Tendenza. Ecco i manager più ricercati in Italia
Manager in riunione
In un contesto socio-economico in rapida trasformazione, le imprese italiane sono alla ricerca di leader in grado di cavalcare le dinamiche di un mercato in continuo cambiamento e di affrontare le sfide contemporanee con visione e determinazione. In questo scenario, LHH ha condotto un’analisi sulle ricerche di nuovi dirigenti da parte delle aziende, effettuate nel corso del 2023, sia a livello nazionale sia locale. Stilata una top 20 di queste figure apicali, dove in cima svetta il Sales Manager (22% delle ricerche sono in ambito vendite), seguito dal Finance Manager (11%) e dal Plant Manager (6%). Inoltre, la classifica rispecchia un mercato del lavoro sempre più alle prese con processi di digitalizzazione aziendale e con il consolidamento delle più innovative tecnologie. Infatti, sono presenti in questa speciale classifica ben due figure relative all’area tecnologica - quali l’It Manager (11esimo) e il Technical Manager (14esimo) - che hanno l’obiettivo di accompagnare le aziende nella transizione e affiancare i dipendenti affinché si allineino con gli attuali standard. È anche interessante notare come nella classifica, sebbene al penultimo posto, figuri un ruolo apicale che si è consolidato solo di recente: ovvero quello del Sustainability Manager, frutto del sempre maggior interesse delle realtà imprenditoriali a occuparsi di tematiche legate agli ambiti Esg e sostenibilità. Guardando alla fascia più alta delle figure manageriali presenti in azienda, la C-Suite, il 5% delle ricerche totali riguarda proprio questo livello professionale. In particolare, il ruolo attualmente più ricercato della C-Suite sembra essere il Cfo-Chief Financial Officer: il 38% delle ricerche C-level si concentra infatti su questa figura, responsabile della gestione finanziaria di un'azienda, inclusi la pianificazione, il monitoraggio e la rendicontazione delle attività economiche e finanziarie.
Ecco la classifica:
1. Sales Manager
2. Finance Manager
3. Plant Manager
4. Operations Manager
5. Project Manager
6. Engineering Manager
7. Hr Manager
8. Export Manager
9. Marketing Manager
10. Legal Department Manager
11. It Manager
12. Business Development Manager
13. Risk Manager
14. Technical Manager
15. Supply Chain Manager
16. Purchasing Manager
17. R&D Manager
18. Product Manager
19. Sustainability Manager
20. Store Manager
Ma quali sono i settori nei quali si cercano più figure manageriali? In testa è la macro-area delle attività legali, contabilità, consulenza di gestione (12,17% delle ricerche), seguita da commercio all’ingrosso e al dettaglio (10,17%) e fabbricazione di macchinari (7,83%). Approfondendo l’analisi e guardando ai dati regionali, la Lombardia si conferma un polo attrattivo della forza lavoro del Bel Paese. È qui infatti dove si riscontra il numero maggiore di ricerche aziendali (51%), specialmente a Milano (35% delle ricerche totali), ma anche a Brescia (4%) e Monza Brianza (3%). Tra le regioni con più ricerche avviate, al secondo posto si colloca il Lazio (11%), con una concentrazione a Roma (11%). Seguono il Veneto (8%) e il Piemonte (6%), dove spicca il capoluogo Torino (4%). A livello di macro-aree geografiche, si consolida il trend nazionale. Sono infatti le figure addette alla vendita quelle più cercate dalle aziende, specialmente al Centro-Sud (dove il 21% delle ricerche è per questo tipo di figura), per ruoli come Sales Manager, Key Account Manager e Head of Customer Success. Si evidenzia invece una maggiore ricerca di figure in ambito finance, come Finance Manager e Finance Controller, nel Nord-Est (16%).

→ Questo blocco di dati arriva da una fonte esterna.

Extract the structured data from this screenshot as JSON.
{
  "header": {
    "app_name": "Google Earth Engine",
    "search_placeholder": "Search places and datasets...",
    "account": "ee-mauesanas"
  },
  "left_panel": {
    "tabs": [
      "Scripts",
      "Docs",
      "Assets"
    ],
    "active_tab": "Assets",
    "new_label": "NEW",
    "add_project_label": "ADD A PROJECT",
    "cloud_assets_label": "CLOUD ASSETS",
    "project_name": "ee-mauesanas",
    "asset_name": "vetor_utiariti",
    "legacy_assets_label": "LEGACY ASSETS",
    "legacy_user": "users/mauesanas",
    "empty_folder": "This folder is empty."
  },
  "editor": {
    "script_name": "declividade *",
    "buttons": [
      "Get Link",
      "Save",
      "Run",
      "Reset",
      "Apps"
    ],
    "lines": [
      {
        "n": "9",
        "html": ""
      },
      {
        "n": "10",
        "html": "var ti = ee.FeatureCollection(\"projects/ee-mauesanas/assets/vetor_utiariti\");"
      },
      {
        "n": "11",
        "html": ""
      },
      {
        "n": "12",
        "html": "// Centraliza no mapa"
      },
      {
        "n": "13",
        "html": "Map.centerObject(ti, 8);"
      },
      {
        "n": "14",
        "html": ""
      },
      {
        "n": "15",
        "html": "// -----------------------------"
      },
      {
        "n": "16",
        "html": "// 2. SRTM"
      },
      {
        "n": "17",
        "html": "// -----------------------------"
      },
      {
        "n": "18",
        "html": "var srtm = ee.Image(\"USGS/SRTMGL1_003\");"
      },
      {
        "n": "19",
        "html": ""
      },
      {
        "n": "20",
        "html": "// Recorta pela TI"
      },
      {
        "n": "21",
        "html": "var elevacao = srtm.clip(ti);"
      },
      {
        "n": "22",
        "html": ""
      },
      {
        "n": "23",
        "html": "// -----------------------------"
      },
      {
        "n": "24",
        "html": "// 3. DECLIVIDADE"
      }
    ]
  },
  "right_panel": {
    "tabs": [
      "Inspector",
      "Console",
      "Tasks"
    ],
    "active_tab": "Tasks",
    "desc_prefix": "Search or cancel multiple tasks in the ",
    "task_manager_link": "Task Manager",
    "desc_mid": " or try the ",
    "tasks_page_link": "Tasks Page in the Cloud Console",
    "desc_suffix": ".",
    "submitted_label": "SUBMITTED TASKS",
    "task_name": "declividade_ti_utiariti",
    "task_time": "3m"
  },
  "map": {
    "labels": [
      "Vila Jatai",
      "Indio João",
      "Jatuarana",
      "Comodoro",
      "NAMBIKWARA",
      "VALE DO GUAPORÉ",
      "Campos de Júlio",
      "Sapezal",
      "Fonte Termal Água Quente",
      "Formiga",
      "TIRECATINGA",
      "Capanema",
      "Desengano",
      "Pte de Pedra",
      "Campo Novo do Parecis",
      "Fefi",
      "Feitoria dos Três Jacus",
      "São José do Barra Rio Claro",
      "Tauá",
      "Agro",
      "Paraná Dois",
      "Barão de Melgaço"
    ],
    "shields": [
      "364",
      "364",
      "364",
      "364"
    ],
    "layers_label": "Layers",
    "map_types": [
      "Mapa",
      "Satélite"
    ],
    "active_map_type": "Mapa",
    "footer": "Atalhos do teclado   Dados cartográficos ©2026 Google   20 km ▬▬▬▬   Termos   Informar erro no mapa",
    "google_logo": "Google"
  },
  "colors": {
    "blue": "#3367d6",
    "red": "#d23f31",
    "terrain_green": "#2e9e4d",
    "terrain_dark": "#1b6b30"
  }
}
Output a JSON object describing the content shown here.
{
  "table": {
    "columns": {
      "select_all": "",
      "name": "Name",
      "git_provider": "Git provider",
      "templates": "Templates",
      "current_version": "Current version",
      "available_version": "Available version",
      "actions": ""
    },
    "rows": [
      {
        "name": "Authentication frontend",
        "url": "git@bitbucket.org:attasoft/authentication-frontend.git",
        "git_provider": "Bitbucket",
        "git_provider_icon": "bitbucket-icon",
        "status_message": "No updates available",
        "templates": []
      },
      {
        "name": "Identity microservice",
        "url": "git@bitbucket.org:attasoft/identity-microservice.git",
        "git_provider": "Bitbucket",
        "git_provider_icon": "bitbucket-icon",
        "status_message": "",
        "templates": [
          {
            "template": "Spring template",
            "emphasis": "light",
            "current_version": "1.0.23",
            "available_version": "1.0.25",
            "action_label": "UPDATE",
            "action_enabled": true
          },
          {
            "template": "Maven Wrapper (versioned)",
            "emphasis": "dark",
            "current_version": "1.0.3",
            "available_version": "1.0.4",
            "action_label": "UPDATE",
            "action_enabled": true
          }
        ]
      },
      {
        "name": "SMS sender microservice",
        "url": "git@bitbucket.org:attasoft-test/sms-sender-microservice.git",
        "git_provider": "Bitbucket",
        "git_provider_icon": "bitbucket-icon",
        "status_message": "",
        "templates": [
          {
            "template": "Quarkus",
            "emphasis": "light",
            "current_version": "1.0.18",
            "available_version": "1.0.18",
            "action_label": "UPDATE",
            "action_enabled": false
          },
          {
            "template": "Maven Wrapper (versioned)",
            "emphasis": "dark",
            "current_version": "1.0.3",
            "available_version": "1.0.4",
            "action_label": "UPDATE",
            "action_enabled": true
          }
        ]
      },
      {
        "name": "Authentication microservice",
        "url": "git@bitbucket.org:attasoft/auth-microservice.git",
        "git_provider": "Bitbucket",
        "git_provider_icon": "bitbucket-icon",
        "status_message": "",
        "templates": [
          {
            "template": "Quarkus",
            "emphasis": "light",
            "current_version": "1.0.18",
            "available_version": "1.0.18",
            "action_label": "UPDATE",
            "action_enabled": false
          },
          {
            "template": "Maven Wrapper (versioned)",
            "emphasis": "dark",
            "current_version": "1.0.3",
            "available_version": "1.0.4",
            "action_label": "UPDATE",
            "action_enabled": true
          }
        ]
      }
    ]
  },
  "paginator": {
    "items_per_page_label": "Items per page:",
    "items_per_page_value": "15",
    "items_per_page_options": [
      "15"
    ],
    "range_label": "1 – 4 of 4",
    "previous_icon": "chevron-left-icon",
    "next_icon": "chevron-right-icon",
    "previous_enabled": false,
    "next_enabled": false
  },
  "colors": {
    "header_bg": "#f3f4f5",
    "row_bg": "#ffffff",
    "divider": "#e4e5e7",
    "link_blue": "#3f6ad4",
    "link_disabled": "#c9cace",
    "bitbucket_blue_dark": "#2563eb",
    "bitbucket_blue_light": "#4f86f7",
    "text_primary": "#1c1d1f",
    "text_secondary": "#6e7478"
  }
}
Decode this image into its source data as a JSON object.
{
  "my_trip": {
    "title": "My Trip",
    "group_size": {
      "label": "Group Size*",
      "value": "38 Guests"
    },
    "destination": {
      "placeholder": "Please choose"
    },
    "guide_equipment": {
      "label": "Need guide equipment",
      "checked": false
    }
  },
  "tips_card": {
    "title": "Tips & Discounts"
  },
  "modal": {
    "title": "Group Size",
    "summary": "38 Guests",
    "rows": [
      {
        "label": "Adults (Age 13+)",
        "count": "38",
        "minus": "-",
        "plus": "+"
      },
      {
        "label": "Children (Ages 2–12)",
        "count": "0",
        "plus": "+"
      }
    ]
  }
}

Per quanto riguarda le figure C-level, queste sono maggiormente cercate al Centro-Sud (7%) e al Nord-Est (7%), come Chief Financial Officer, Chief Operating Officer e Chief Technology Officer, mentre al Nord-Ovest si registra un 4% di ricerche, tra cui Chief Digital Officer e Chief Marketing Officer.
Quando si parla di figure manageriali, è interessante analizzare anche ulteriori aspetti delle candidature. Per esempio, contrariamente all’immaginario comune, che vede solitamente i colleghi maschi più interessati al settore finanziario, dall’analisi di LHH emerge invece che sono soprattutto le donne a candidarsi per posizioni apicali in ambito Finance (il 16% delle candidature femminili sono in questa area, vs. il 10% degli uomini). Dall’altro lato, si conferma una particolare inclinazione femminile per ricoprire quei ruoli afferenti ad aree come Hr (11% vs 2% degli uomini) e marketing (10% vs 2% dei colleghi). Qual è, invece, la vera passione degli uomini? In primis, è l’area sales (21% vs 9% delle donne). Guardando però all’insieme dell’analisi di LHH, le donne candidatesi per posizioni apicali sono state meno della metà degli uomini. Questo dato sembra confermare come le donne siano meno propense a concorrere rispetto ai colleghi, perché si sentono meno qualificate e anche perché identificano i prerequisiti della posizione aperta come molto rigorosi e non flessibili: ciò le fa esitare o direttamente desistere dalla candidatura. Non a caso, in Italia le donne rappresentano ancora la minoranza tra i ruoli dirigenziali e quadri. In base al Gender Gap Report 2023, l’analisi di JobPricing per LHH, la disparità risulta più evidente nel settore privato (dirigenti: 83% uomini, 17% donne; quadri: 69% uomini, 31% donne). Mentre, se si guarda il dato del mercato nel suo complesso, la situazione risulta migliore, segno che nel settore pubblico il gap, seppur presente, è meno accentuato (dirigenti: 67% uomini, 33% donne; quadri: 55% uomini, 45% donne).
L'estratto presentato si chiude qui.